La última vez que le había tocado la mano se había dado cuenta de lo sorprendentemente suave que era, y la cicatriz, todavía más.


La vio separar los labios gruesos y rosados y abrir los ojos, como si no hubiese esperado el contacto.


¿Acaso no la acariciaban sus amantes? ¿O evitaban las partes de su cuerpo que no eran perfectas? Él siempre había estado con mujeres muy bellas, así que le era imposible saber cómo reaccionaría ante el cuerpo desnudo de Paula. 


Sus aventuras nunca le daban tanto que pensar. 


Esa era otra ventaja de las conquistas de una sola noche.


Pero dejó de pensar con lógica al imaginarse el cuerpo de Paula. Solo podía sentir un deseo fuerte, elemental, que recorría el suyo con la fuerza de un ciclón.


Le agarró la mano con más fuerza y la sacó del grupo. Paula lo siguió a regañadientes, tensa.


La llevó hasta una alcoba alejada de la pista de baile y apoyó el brazo en la pared, Paula retrocedió, dio con la pared y abrió mucho los ojos.

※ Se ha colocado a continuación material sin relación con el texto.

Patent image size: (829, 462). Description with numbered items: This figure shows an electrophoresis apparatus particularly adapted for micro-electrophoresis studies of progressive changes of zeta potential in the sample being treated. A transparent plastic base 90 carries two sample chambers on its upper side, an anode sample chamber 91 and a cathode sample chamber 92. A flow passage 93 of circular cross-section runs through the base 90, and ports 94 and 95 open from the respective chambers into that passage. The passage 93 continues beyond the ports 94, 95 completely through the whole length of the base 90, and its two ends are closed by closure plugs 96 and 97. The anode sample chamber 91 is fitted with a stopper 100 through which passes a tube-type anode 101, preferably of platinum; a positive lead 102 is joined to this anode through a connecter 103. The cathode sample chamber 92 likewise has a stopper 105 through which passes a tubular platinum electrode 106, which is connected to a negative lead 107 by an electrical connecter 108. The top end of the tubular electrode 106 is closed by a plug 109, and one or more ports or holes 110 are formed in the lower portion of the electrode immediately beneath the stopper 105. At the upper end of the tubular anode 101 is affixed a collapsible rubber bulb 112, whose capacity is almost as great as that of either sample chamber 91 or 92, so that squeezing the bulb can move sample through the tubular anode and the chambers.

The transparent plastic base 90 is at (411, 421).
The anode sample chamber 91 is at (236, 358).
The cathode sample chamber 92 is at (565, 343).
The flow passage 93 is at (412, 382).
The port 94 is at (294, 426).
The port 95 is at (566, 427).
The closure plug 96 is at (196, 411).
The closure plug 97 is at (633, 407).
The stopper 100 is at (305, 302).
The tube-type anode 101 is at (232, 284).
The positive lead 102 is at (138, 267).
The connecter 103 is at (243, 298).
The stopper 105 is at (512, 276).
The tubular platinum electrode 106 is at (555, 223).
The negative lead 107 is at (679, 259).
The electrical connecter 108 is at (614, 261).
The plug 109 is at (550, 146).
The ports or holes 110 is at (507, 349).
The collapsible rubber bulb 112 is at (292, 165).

Verla acorralada, asustada, le hizo sentirse fatal, pero entonces la vio cambiar de gesto y su actitud se volvió desafiante.

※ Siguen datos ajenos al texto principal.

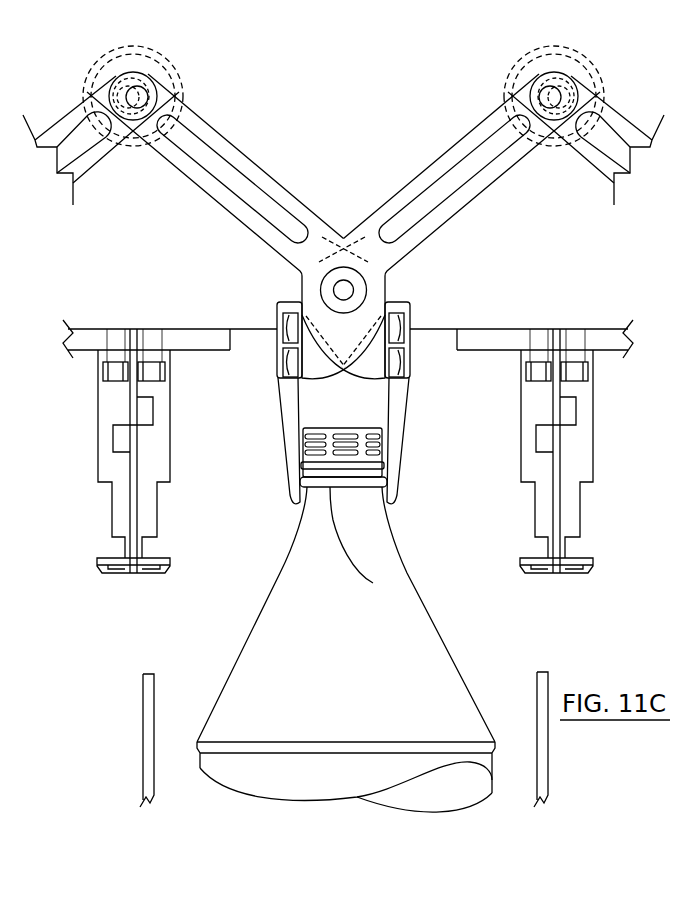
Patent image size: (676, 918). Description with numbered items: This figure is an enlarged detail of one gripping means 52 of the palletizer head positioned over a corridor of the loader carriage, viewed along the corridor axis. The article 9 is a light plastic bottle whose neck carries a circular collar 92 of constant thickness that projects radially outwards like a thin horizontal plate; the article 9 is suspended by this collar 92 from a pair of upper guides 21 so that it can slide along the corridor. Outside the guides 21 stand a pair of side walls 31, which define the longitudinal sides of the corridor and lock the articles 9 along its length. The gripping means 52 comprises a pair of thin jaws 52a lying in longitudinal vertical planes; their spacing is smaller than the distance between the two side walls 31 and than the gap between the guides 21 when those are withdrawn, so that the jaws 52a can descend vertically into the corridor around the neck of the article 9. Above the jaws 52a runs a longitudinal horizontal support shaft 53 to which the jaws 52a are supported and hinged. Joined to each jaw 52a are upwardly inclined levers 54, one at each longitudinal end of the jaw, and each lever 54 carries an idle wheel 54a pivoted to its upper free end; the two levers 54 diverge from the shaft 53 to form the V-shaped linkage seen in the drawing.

The article 9 is at (296, 782).
The upper guide 21 is at (112, 518).
The side wall 31 is at (143, 690).
The gripping means 52 is at (297, 194).
The jaw 52a is at (292, 452).
The support shaft 53 is at (346, 288).
The lever 54 is at (277, 172).
The idle wheel 54a is at (83, 96).
The collar 92 is at (373, 583).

–¿Qué era lo que querías? 


–Hablar contigo. Y como estábamos llamando la atención, he decidido sacarle partido.


–Pues habla.


–Tengo que admitir que la primera vez que te vi no te di el crédito que te mereces.


Ella lo miró sorprendida.


–¿Qué? 


–Que no me di cuenta del dinero que podía ganarse con la moda si las cosas se hacían bien.


–No eres un gran conocedor del sector, ¿eh? 

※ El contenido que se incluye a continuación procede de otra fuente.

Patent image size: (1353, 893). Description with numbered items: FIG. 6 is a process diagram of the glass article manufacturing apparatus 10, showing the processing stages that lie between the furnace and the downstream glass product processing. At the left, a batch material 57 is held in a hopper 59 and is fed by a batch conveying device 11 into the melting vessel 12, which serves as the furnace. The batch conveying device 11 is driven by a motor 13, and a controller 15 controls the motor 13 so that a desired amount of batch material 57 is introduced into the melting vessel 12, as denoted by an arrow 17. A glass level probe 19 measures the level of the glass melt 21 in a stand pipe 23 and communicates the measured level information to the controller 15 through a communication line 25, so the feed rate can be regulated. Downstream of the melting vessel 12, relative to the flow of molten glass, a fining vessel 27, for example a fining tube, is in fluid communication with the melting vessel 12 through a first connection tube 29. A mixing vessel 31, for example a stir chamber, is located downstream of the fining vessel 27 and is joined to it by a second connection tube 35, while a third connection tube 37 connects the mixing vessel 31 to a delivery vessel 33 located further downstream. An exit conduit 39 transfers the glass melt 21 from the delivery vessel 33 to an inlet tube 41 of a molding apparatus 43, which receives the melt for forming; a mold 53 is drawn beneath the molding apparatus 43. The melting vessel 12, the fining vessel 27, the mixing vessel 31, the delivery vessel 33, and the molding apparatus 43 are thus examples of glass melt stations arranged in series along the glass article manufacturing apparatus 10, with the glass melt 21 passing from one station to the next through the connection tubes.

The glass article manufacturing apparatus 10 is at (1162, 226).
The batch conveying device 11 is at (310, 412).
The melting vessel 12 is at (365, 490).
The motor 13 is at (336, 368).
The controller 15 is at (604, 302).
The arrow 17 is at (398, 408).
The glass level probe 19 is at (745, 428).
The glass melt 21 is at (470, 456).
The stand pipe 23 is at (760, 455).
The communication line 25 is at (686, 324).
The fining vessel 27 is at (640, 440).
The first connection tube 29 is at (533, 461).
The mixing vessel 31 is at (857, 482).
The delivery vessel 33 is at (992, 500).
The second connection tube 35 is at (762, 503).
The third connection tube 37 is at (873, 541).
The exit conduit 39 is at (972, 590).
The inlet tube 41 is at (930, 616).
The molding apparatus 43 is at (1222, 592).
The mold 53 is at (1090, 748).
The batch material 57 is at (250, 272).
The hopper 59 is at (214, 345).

–Solo si cuenta salir con modelos.


Ella contuvo una carcajada.


–Salvo que hablases con ellas en la cama del precio de la lana hilada a mano, no, no cuenta.


–Entonces, tengo que admitir que no conozco el sector.


Paula apretó los hombros contra la pared, como si quisiese fundirse con ella y clavó la vista en algo por encima de su hombro. Inclinó ligeramente la cabeza y Pedro vio que la cicatriz rosada se extendía por la curva de su cuello. 


Parecía dolorosa. Sin cicatrizar, pero tenía que estarlo.


No era bonita y apartaba la atención de la cremosa belleza de la piel que la rodeaba. Lo atraía con su irregularidad. Todo en ella lo hacía. 


Levantó la mano y pasó el dedo índice por la piel dañada.


Sorprendentemente suave. Como toda ella.


Paula se apartó. De repente, ya no parecía tan segura de sí misma.


–No –le dijo, alejándose.


–¿No? 


Él la agarró de la mano y la hizo volver. Ella obedeció, seguramente solo porque todo el mundo estaba pendiente de ellos. La vida sexual de Pedro fascinaba al público y se daba por hecho que cualquier mujer que lo acompañase era su amante. Siempre había sido así.


Se puso tenso al pensar en pasar la noche con Paula y se le aceleró el pulso. Su cuerpo respondía a ella de manera elemental, sin preocuparse por las cicatrices que estropeaban su piel perfecta.


Paula se inclinó para hablarle y que la oyese a pesar de la música.


–No me toques como si tuvieses derecho a hacerlo. Has adquirido mi negocio, no a mí –le advirtió en voz baja, temblorosa.


–Lo sé.


–Entonces, ¿lo haces por morbo? Es una cicatriz, mi casa se incendió. Pensé que lo sabías. Por si te interesa el tema, el artículo del Courier no estuvo mal.